The team adds that the method enhances algorithmic reasoning. On smaller, more technical tasks, models trained with multi-token prediction showed improved ability to understand and apply complex rules and patterns. This means they are better at tasks that require logical thinking and problem-solving.

Finally, memory efficiency — which, as discussed, is one of the main drawbacks of sequential based systems — can be improved in multi-token prediction. Training models to predict multiple words at once could potentially use more computer memory, which is a concern. However, the researchers optimized the training process to keep memory usage manageable, ensuring the method remains efficient.

Limitations

Some of the bugs of Multi-token prediction will need to be worked out. For example, some researchers indicate that, because it processes multiple tokens independently or in parallel, Multi-token processing can struggle with understanding context. This might lead to missing nuances and relationships between words that are crucial for accurate comprehension. Designing models —  ones that can efficiently handle multi-token processing without compromising on accuracy — can be complex. Another issue: Effective multi-token processing often requires huge amounts of training data to learn the nuances of language patterns accurately.

Future Directions

The researchers suggest that the introduction of multi-token prediction is a significant advance in the training of large language models. By improving learning efficiency and performance across various tasks without additional computational costs, this method holds promise for enhancing the capabilities of language models in both language and coding tasks.

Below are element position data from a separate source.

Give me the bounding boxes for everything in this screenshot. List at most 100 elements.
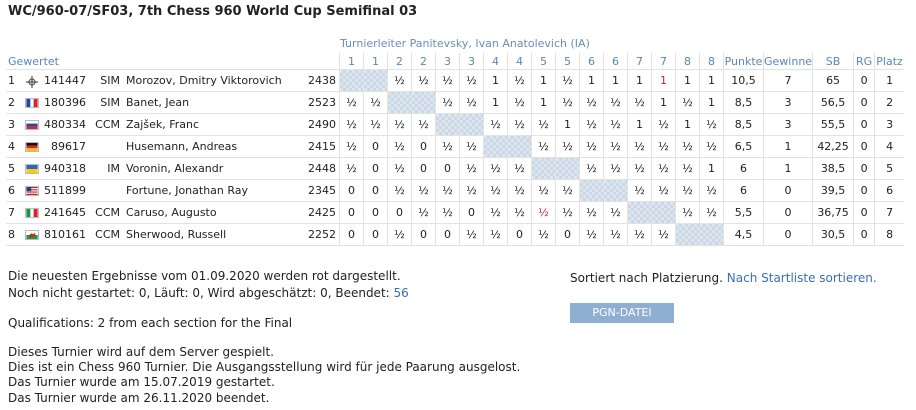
game-result-cell[interactable]: ½ <box>651 179 675 201</box>
tournament-director[interactable]: Turnierleiter Panitevsky, Ivan Anatolevi… <box>340 37 590 50</box>
game-result-cell[interactable]: ½ <box>339 157 363 179</box>
game-result-cell[interactable]: 1 <box>555 113 579 135</box>
player-name[interactable]: Voronin, Alexandr <box>124 157 304 179</box>
game-result-cell[interactable]: ½ <box>507 201 531 223</box>
game-result-cell[interactable]: 0 <box>435 223 459 246</box>
game-result-cell[interactable]: 0 <box>459 201 483 223</box>
game-result-cell[interactable]: ½ <box>603 223 627 246</box>
game-result-cell[interactable]: 0 <box>363 135 387 157</box>
game-result-cell[interactable]: 1 <box>579 69 603 91</box>
game-result-cell[interactable]: ½ <box>651 223 675 246</box>
game-result-cell[interactable]: 0 <box>411 135 435 157</box>
game-result-cell[interactable]: ½ <box>579 91 603 113</box>
player-name[interactable]: Banet, Jean <box>124 91 304 113</box>
player-name[interactable]: Caruso, Augusto <box>124 201 304 223</box>
game-result-cell[interactable]: ½ <box>435 69 459 91</box>
game-result-cell[interactable]: 0 <box>411 157 435 179</box>
game-result-cell[interactable]: ½ <box>387 179 411 201</box>
game-result-cell[interactable]: 0 <box>339 201 363 223</box>
player-name[interactable]: Morozov, Dmitry Viktorovich <box>124 69 304 91</box>
game-result-cell[interactable]: ½ <box>651 113 675 135</box>
game-result-cell[interactable]: ½ <box>579 157 603 179</box>
game-result-cell[interactable]: 1 <box>699 157 723 179</box>
game-result-cell[interactable]: ½ <box>603 91 627 113</box>
game-result-cell[interactable]: ½ <box>435 201 459 223</box>
game-result-cell[interactable]: ½ <box>435 91 459 113</box>
game-result-cell[interactable]: ½ <box>411 113 435 135</box>
game-result-cell[interactable]: ½ <box>435 135 459 157</box>
game-result-cell[interactable]: ½ <box>699 201 723 223</box>
game-result-cell[interactable]: 1 <box>699 91 723 113</box>
game-result-cell[interactable]: ½ <box>675 91 699 113</box>
game-result-cell[interactable]: ½ <box>387 223 411 246</box>
finished-count-link[interactable]: 56 <box>393 286 409 300</box>
header-sb[interactable]: SB <box>812 53 853 69</box>
game-result-cell[interactable]: ½ <box>531 179 555 201</box>
game-result-cell[interactable]: ½ <box>483 201 507 223</box>
game-result-cell[interactable]: ½ <box>627 91 651 113</box>
game-result-cell[interactable]: 0 <box>435 157 459 179</box>
game-result-cell[interactable]: 1 <box>627 69 651 91</box>
game-result-cell[interactable]: ½ <box>675 157 699 179</box>
game-result-cell[interactable]: ½ <box>579 135 603 157</box>
game-result-cell[interactable]: ½ <box>555 69 579 91</box>
game-result-cell[interactable]: ½ <box>483 179 507 201</box>
game-result-cell[interactable]: ½ <box>459 91 483 113</box>
game-result-cell[interactable]: ½ <box>435 179 459 201</box>
player-name[interactable]: Zajšek, Franc <box>124 113 304 135</box>
game-result-cell[interactable]: ½ <box>363 91 387 113</box>
game-result-cell[interactable]: ½ <box>579 223 603 246</box>
game-result-cell[interactable]: 1 <box>699 69 723 91</box>
game-result-cell[interactable]: ½ <box>459 157 483 179</box>
game-result-cell[interactable]: ½ <box>603 113 627 135</box>
game-result-cell[interactable]: ½ <box>387 113 411 135</box>
game-result-cell[interactable]: ½ <box>627 135 651 157</box>
game-result-cell[interactable]: ½ <box>531 113 555 135</box>
game-result-cell[interactable]: 1 <box>531 69 555 91</box>
game-result-cell[interactable]: ½ <box>339 135 363 157</box>
header-platz[interactable]: Platz <box>874 53 904 69</box>
game-result-cell[interactable]: ½ <box>531 135 555 157</box>
game-result-cell[interactable]: ½ <box>387 69 411 91</box>
game-result-cell[interactable]: ½ <box>531 201 555 223</box>
header-rg[interactable]: RG <box>853 53 874 69</box>
game-result-cell[interactable]: ½ <box>627 157 651 179</box>
game-result-cell[interactable]: 1 <box>627 113 651 135</box>
game-result-cell[interactable]: ½ <box>459 69 483 91</box>
game-result-cell[interactable]: 0 <box>387 201 411 223</box>
game-result-cell[interactable]: 1 <box>531 91 555 113</box>
game-result-cell[interactable]: ½ <box>507 157 531 179</box>
game-result-cell[interactable]: ½ <box>699 135 723 157</box>
header-punkte[interactable]: Punkte <box>723 53 763 69</box>
game-result-cell[interactable]: 1 <box>651 91 675 113</box>
game-result-cell[interactable]: ½ <box>507 179 531 201</box>
sort-by-startlist-link[interactable]: Nach Startliste sortieren. <box>726 271 877 285</box>
game-result-cell[interactable]: 0 <box>411 223 435 246</box>
game-result-cell[interactable]: ½ <box>651 135 675 157</box>
game-result-cell[interactable]: ½ <box>603 201 627 223</box>
game-result-cell[interactable]: ½ <box>675 201 699 223</box>
game-result-cell[interactable]: 0 <box>363 223 387 246</box>
game-result-cell[interactable]: 0 <box>339 179 363 201</box>
game-result-cell[interactable]: 0 <box>363 201 387 223</box>
game-result-cell[interactable]: 0 <box>555 223 579 246</box>
game-result-cell[interactable]: ½ <box>483 223 507 246</box>
game-result-cell[interactable]: ½ <box>507 91 531 113</box>
game-result-cell[interactable]: 1 <box>675 69 699 91</box>
game-result-cell[interactable]: ½ <box>555 91 579 113</box>
player-name[interactable]: Sherwood, Russell <box>124 223 304 246</box>
game-result-cell[interactable]: ½ <box>555 179 579 201</box>
game-result-cell[interactable]: ½ <box>699 179 723 201</box>
game-result-cell[interactable]: ½ <box>603 135 627 157</box>
game-result-cell[interactable]: ½ <box>507 69 531 91</box>
game-result-cell[interactable]: ½ <box>387 135 411 157</box>
game-result-cell[interactable]: 1 <box>651 69 675 91</box>
game-result-cell[interactable]: 1 <box>603 69 627 91</box>
game-result-cell[interactable]: 0 <box>339 223 363 246</box>
game-result-cell[interactable]: ½ <box>411 179 435 201</box>
game-result-cell[interactable]: ½ <box>363 113 387 135</box>
game-result-cell[interactable]: ½ <box>483 113 507 135</box>
game-result-cell[interactable]: ½ <box>675 135 699 157</box>
pgn-download-button[interactable]: PGN-DATEI <box>570 303 674 323</box>
game-result-cell[interactable]: ½ <box>603 157 627 179</box>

In the future, the researchers will focus on optimizing parameters, improving techniques and enhancing efficiency to maximize performance in prediction tasks.

They write: “In future work, we would like to better understand how to automatically choose nn in multi-token prediction losses. One possibility to do so is to use loss scales and loss balancing. Also, optimal vocabulary sizes for multi-token prediction are likely different from those for next-token prediction, and tuning them could lead to better results, as well as improved trade-offs between compressed sequence length and compute-per-byte expenses. Finally, we would like to develop improved auxiliary prediction losses that operate in embedding space.”